A pattern that turns Claude Code’s hook system into an automatic quality gate between iterations:

  1. Claude finishes a task (or an iteration)
  2. A PostToolUse hook on TodoWrite triggers a verification script
  3. The script runs type-check, lint, and tests
  4. Errors get piped back to Claude automatically
  5. Claude fixes the issues without human intervention
{
"hooks": {
"PostToolUse": [
{
"matcher": "TodoWrite",
"command": "bash -c 'npm run typecheck 2>&1; npm run lint 2>&1; npm test 2>&1'"
}
]
}
}

The hook fires every time Claude marks a task as done. If the verification catches something, Claude sees the output and can self-correct before moving to the next task.

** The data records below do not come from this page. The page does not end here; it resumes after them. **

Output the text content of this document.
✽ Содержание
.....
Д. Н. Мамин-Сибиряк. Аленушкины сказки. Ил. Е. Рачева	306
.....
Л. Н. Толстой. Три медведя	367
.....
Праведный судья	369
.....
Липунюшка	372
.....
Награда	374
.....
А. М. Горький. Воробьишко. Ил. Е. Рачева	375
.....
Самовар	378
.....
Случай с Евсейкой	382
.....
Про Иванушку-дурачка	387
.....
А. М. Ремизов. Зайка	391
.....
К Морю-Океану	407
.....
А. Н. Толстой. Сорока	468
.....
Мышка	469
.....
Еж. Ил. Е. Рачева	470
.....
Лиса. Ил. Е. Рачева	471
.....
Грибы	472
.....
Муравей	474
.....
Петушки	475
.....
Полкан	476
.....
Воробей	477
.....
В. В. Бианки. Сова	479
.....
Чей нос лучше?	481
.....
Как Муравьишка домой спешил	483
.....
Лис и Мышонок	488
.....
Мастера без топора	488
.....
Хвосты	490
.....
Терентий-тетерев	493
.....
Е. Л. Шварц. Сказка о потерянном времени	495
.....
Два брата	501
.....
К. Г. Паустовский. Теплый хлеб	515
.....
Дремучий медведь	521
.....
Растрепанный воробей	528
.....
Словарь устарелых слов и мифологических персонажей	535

What to do when 3 iterations fail on the same problem. Instead of looping forever or giving up, follow a structured escalation path:

  1. Decompose: Break the failing task into 2-3 smaller sub-tasks that can be tackled independently
  2. Collect context: Dump all error messages, stack traces, and attempted fixes into a structured file
  3. Model escalation: If using Sonnet, retry the specific failing case with Opus for deeper reasoning
  4. Human escalation: If the model upgrade doesn’t help, create a GitHub issue with the full error context and mark the task as known_issue
Terminal window
# Escalation in practice
if [ "$ATTEMPT_COUNT" -ge 3 ]; then
# Collect context
cat errors.log attempts.log > escalation-context.md
# Try with Opus
claude --model claude-opus-4-6 \
"Fix this failing test. Context: $(cat escalation-context.md)"
# If still failing, create issue
if [ $? -ne 0 ]; then
gh issue create \
--title "Auto-escalation: $TEST_NAME fails after 3 attempts" \
--body "$(cat escalation-context.md)" \
--label "known_issue,needs-human"
fi
fi

The goal is never to silently drop work. Every failure either gets resolved, escalated, or explicitly tracked.

Being honest about what doesn’t work yet, so you don’t waste time reinventing solutions that don’t exist.

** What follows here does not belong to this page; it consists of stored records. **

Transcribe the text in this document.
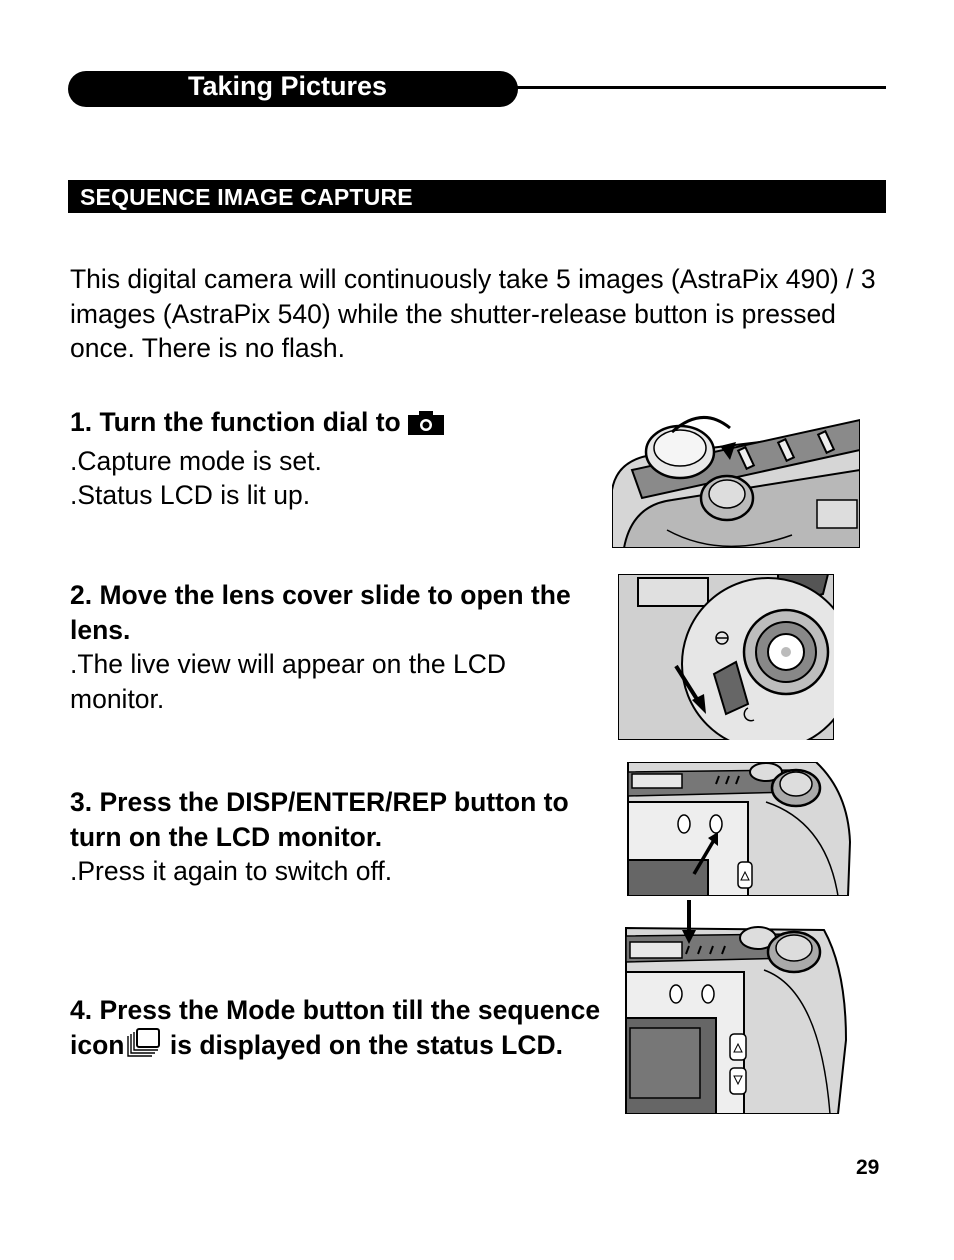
Taking Pictures
SEQUENCE IMAGE CAPTURE
This digital camera will continuously take 5 images (AstraPix 490) / 3 images (AstraPix 540) while the shutter-release button is pressed once. There is no flash.

1. Turn the function dial to

.Capture mode is set.

.Status LCD is lit up.

2. Move the lens cover slide to open the lens.

.The live view will appear on the LCD monitor.

3. Press the DISP/ENTER/REP button to turn on the LCD monitor.

.Press it again to switch off.

4. Press the Mode button till the sequence icon is displayed on the status LCD.

29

No built-in retry/verify/resume (GitHub issue #28489): Headless automation in Claude Code lacks native support for retry logic, verification gates, and session resumption. Every team implementing autonomous loops builds their own version of this. State files, hook-based verification, and escalation scripts are all community workarounds for a gap in the platform.

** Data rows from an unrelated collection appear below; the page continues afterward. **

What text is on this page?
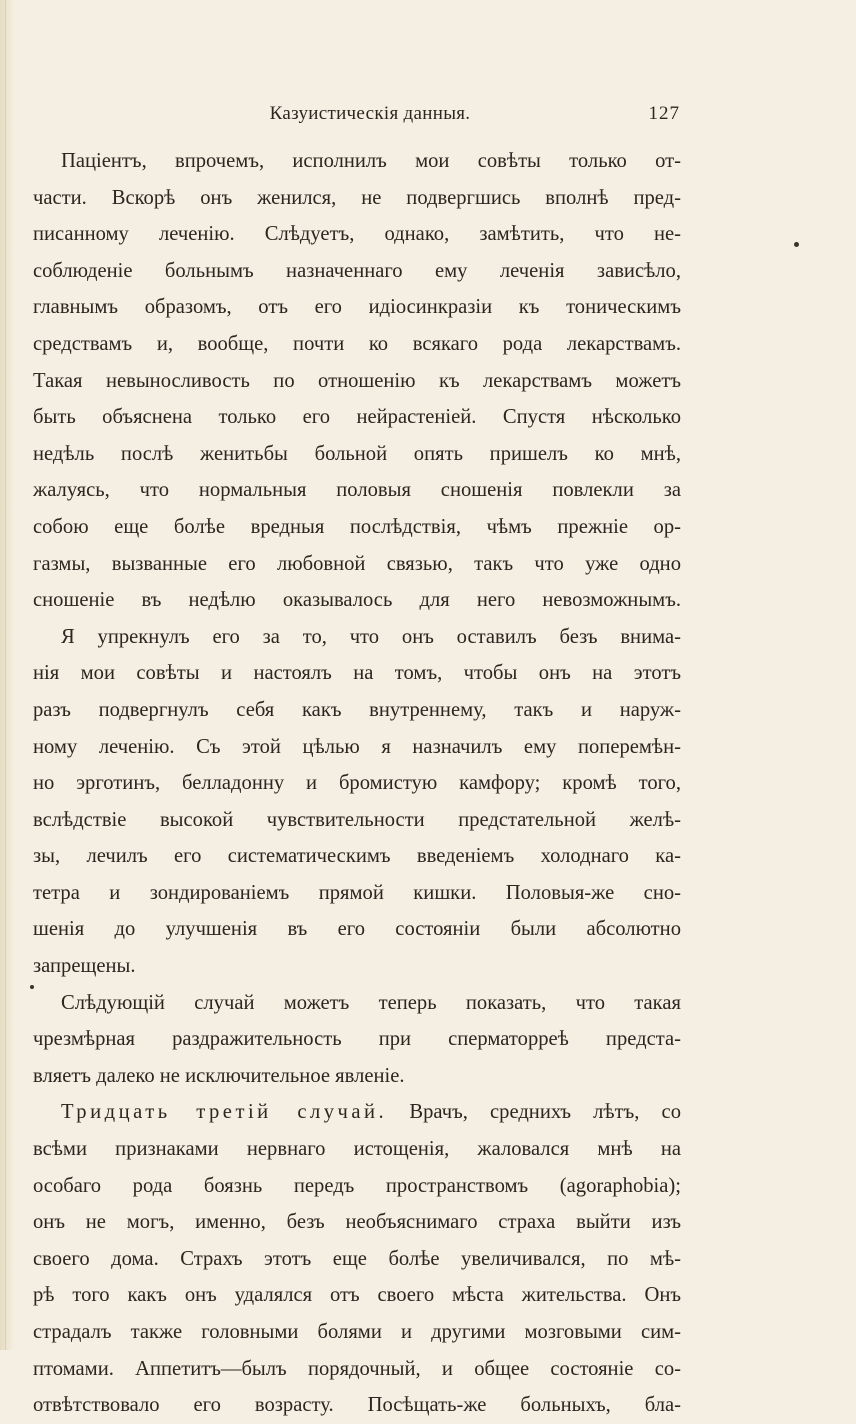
Казуистическія данныя.	127
Паціентъ, впрочемъ, исполнилъ мои совѣты только от-
части. Вскорѣ онъ женился, не подвергшись вполнѣ пред-
писанному леченію. Слѣдуетъ, однако, замѣтить, что не-
соблюденіе больнымъ назначеннаго ему леченія зависѣло,
главнымъ образомъ, отъ его идіосинкразіи къ тоническимъ
средствамъ и, вообще, почти ко всякаго рода лекарствамъ.
Такая невыносливость по отношенію къ лекарствамъ можетъ
быть объяснена только его нейрастеніей. Спустя нѣсколько
недѣль послѣ женитьбы больной опять пришелъ ко мнѣ,
жалуясь, что нормальныя половыя сношенія повлекли за
собою еще болѣе вредныя послѣдствія, чѣмъ прежніе ор-
газмы, вызванные его любовной связью, такъ что уже одно
сношеніе въ недѣлю оказывалось для него невозможнымъ.
Я упрекнулъ его за то, что онъ оставилъ безъ внима-
нія мои совѣты и настоялъ на томъ, чтобы онъ на этотъ
разъ подвергнулъ себя какъ внутреннему, такъ и наруж-
ному леченію. Съ этой цѣлью я назначилъ ему поперемѣн-
но эрготинъ, белладонну и бромистую камфору; кромѣ того,
вслѣдствіе высокой чувствительности предстательной желѣ-
зы, лечилъ его систематическимъ введеніемъ холоднаго ка-
тетра и зондированіемъ прямой кишки. Половыя-же сно-
шенія до улучшенія въ его состояніи были абсолютно
запрещены.
Слѣдующій случай можетъ теперь показать, что такая
чрезмѣрная раздражительность при сперматорреѣ предста-
вляетъ далеко не исключительное явленіе.
Тридцать третій случай. Врачъ, среднихъ лѣтъ, со
всѣми признаками нервнаго истощенія, жаловался мнѣ на
особаго рода боязнь передъ пространствомъ (agoraphobia);
онъ не могъ, именно, безъ необъяснимаго страха выйти изъ
своего дома. Страхъ этотъ еще болѣе увеличивался, по мѣ-
рѣ того какъ онъ удалялся отъ своего мѣста жительства. Онъ
страдалъ также головными болями и другими мозговыми сим-
птомами. Аппетитъ—былъ порядочный, и общее состояніе со-
отвѣтствовало его возрасту. Посѣщать-же больныхъ, бла-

Agent iterations can be lost (GitHub issue #28843): In multi-day workflows, agent iterations and their accumulated context can be destroyed. If you’re running a workflow that spans multiple sessions or days, save explicit state files every N iterations. Do not rely on Claude’s conversation memory as your only source of truth.

Multi-day workflow fragility: Long-running automation needs checkpointing discipline. Save state to disk (JSON files, git commits, issue comments) at regular intervals. The pattern is simple but easy to forget: if you can’t reconstruct the agent’s progress from files on disk alone, your workflow will break on session boundaries.